The other great figure of the contemporary Church that I continue to study, who recognized the realism of Aquinas as vital to his own immensely fruitful evangelical witness, is—of course—Luigi Giussani. That work pops up in many places, including this blog, and the paper from my 1998 lecture series “Man in the Presence of Mystery” is accessible online (just go HERE).
But enough for now. The day is nearly over! I actually spent some time revisiting Chesterton’s famous little book on Saint Thomas. These days, when I read Chesterton, I can’t help literally laughing out loud, particularly when he makes gratuitous exaggerated statements off-the-cuff, with a twinkle in his eye, or goes off rambling on a tangent. There is less of that in his book on Thomas (though it’s not absent, and I had plenty of belly laughs today). Chesterton can get down to the point with a flair and brilliance and conciseness that evokes conviction.

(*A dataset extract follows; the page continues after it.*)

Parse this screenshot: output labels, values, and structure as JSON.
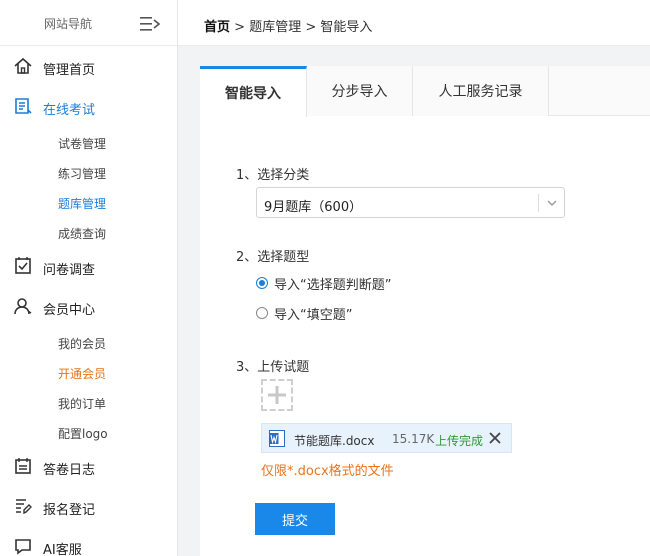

And let me assure you, the passages in Chesterton that annoy you at the age of 20 or 30 will be hilarious when you read them at age 60. G. K. Chesterton didn’t have a mean bone in his body. He was a magnanimous man, and ultimately he is funny because reality itself is funny, life is funny. Thomas Aquinas’s life has more than a few “funny moments” especially when you look at them within the perspective of God’s plan for this unique holy patient brilliant saint whose intellectual charism was destined to be a permanent gift to the Church and to humanity. Yes, there is humor to be found in any good story. Humor, one might say, is the little sister of Beauty.

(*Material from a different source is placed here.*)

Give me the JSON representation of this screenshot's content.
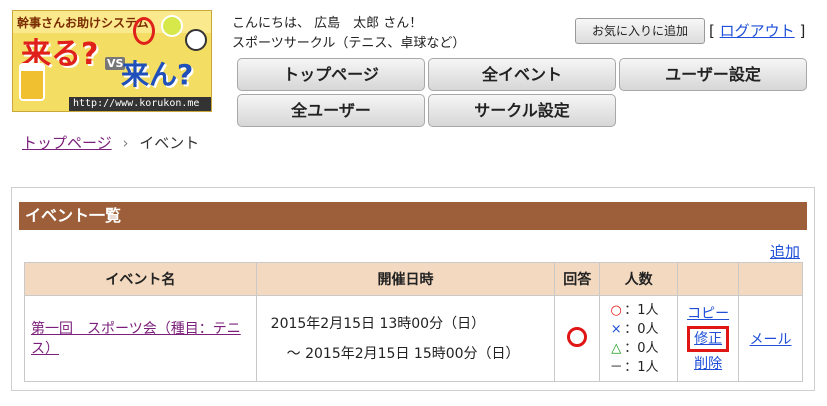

I will leave you with a quotation from GKC about Aquinas’s realism that is not so much humorous as it is “getting to the point” with gallantry:
“The mind is not merely receptive, in the sense that it absorbs sensations like so much blotting-paper; on that sort of softness has been based all that cowardly materialism, which conceives man as wholly servile to his environment. On the other hand, the mind is not purely creative, in the sense that it paints pictures on the windows and then mistakes them for a landscape outside. But the mind is active, and its activity consists in following, so far as the will chooses to follow, the light outside that does really shine upon real landscapes. That is what gives the indefinably virile and even adventurous quality to this view of life; as compared with that which holds that material inferences pour in upon an utterly helpless mind, or that which holds that psychological influences pour out and create an entirely baseless phantasmagoria. In other words, the essence of the Thomist common sense is that two agencies are at work; reality and the recognition of reality; and their meeting is a sort of marriage. Indeed it is very truly a marriage, because it is fruitful; the only philosophy now in the world that really is fruitful. It produces practical results, precisely because it is the combination of an adventurous mind and a strange fact.” (G. K. Chesterton, Saint Thomas Aquinas, chapter VIII).